The intermediate pressure discharge muffling chamber 64 is formed by depressing the
surface of the lower support member 56 on a side opposite to the lower cylinder 40,
and blocking this depressed portion with the blocking plate 68 so that the chamber
is defined by the blocking plate 68. That is, the discharge muffling chamber 62 is
blocked with the cover 63, and the intermediate pressure discharge muffling chamber
64 is blocked with the blocking plate 68.
[0025] In this case, the bearing 54A is erected in the center of the upper support member
54. Around the outer periphery of the bearing 54A, the discharge muffling chamber
62 is defined by the cover 63. A gas discharged from a discharge port (not shown)
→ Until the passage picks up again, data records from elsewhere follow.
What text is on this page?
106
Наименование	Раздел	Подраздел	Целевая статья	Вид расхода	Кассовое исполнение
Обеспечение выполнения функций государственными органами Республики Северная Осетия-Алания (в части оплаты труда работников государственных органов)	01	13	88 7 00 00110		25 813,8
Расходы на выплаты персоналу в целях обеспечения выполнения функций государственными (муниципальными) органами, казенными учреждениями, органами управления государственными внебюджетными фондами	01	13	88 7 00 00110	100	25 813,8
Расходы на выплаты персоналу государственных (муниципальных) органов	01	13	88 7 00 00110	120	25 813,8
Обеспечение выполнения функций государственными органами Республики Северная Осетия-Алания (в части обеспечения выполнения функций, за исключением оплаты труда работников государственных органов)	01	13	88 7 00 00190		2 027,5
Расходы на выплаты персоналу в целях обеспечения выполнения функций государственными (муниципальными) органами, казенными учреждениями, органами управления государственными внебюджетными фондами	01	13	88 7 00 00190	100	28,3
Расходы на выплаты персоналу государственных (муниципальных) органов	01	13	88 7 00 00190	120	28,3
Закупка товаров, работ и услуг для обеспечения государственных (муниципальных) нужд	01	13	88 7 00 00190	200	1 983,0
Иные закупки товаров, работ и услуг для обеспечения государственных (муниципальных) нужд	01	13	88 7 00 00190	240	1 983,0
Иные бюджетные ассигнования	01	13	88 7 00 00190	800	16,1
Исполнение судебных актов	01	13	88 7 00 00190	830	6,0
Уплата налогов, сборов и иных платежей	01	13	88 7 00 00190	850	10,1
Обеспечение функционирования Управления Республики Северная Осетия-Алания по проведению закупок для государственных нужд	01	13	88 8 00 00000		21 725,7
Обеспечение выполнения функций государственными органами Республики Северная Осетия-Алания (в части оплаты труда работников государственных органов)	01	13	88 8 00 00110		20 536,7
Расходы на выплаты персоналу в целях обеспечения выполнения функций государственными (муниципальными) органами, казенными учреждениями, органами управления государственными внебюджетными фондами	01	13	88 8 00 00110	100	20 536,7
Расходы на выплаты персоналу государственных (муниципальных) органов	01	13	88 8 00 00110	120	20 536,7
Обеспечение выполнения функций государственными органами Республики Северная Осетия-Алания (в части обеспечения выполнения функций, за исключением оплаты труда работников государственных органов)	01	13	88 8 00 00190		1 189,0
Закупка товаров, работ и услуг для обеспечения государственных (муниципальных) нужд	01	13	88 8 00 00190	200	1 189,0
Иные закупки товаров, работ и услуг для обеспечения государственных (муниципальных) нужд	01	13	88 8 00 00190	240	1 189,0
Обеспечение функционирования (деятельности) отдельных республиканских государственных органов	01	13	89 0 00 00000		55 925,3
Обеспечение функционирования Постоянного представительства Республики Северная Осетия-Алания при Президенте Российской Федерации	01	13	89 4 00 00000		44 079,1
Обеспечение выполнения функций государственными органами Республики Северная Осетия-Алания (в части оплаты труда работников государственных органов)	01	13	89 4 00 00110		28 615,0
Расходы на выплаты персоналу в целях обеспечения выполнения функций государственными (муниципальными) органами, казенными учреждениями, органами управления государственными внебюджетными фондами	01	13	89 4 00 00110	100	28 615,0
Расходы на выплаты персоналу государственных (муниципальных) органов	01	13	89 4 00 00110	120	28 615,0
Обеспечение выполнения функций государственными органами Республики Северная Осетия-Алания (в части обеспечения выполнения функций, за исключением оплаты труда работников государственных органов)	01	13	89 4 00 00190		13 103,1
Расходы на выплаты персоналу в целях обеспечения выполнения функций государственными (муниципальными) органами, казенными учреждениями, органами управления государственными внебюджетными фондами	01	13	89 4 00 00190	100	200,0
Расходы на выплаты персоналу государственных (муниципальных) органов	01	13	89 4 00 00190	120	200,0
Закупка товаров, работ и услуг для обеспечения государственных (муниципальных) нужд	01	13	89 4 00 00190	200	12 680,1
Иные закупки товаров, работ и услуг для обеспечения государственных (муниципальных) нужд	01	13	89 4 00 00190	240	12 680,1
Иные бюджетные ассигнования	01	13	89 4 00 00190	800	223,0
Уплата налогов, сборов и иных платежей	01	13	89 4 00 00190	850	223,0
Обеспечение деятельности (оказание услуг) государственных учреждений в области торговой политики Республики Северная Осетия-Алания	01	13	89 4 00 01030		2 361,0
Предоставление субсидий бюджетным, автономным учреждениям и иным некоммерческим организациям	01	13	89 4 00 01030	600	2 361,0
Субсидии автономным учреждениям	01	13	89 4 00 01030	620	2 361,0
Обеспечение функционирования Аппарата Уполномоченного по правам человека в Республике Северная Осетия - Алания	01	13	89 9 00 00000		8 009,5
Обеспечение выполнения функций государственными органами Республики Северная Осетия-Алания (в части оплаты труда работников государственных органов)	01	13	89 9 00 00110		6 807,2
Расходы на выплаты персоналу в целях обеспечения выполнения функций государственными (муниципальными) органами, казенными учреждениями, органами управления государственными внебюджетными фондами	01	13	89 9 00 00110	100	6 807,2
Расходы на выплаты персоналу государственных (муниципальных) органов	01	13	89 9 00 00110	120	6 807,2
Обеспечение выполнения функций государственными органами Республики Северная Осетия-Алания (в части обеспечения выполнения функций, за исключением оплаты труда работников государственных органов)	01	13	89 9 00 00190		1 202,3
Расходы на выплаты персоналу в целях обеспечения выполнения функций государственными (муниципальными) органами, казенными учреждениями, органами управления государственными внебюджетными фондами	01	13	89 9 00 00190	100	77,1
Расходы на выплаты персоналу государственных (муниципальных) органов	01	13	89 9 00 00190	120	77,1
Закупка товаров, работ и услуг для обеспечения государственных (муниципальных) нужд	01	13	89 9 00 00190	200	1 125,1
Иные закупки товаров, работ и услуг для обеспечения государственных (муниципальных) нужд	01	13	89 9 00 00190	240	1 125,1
passes through the discharge muffling chamber 62, and is discharged into the sealed
vessel 12 from a communication passage 65 as a donut-shaped gap between an upper portion
of the upper bearing 54A and the cover 63.
[0026] Moreover, the bearing 56A is passed through the center of the lower support member
56. The bearing 56A substantially has a donut shape centering on the rotary shaft
16 and having a central hole through which the rotary shaft 16 passes. In the outer
periphery of the bearing 56A, the intermediate pressure discharge muffling chamber
64 is disposed. On the other hand, the blocking plate 68 is formed of a donut-shaped
circular steel plate, and fixed to the lower support member 56 from below with bolts
80 attached to four portions of a peripheral part of the plate, and the plate blocks
an opening in the bottom of the intermediate pressure discharge muffling chamber 64
which communicates with the lower cylinder 40 of the first rotary compression element
32 by a discharge port (not shown). The bolts 80 are bolts for assembling the first
and second rotary compression elements 32, 34, and distant ends of the bolts engage
with the upper cylinder 38. That is, the upper cylinder is provided with screw grooves
to be engaged with screw heads formed on distant end portions of the bolts 80.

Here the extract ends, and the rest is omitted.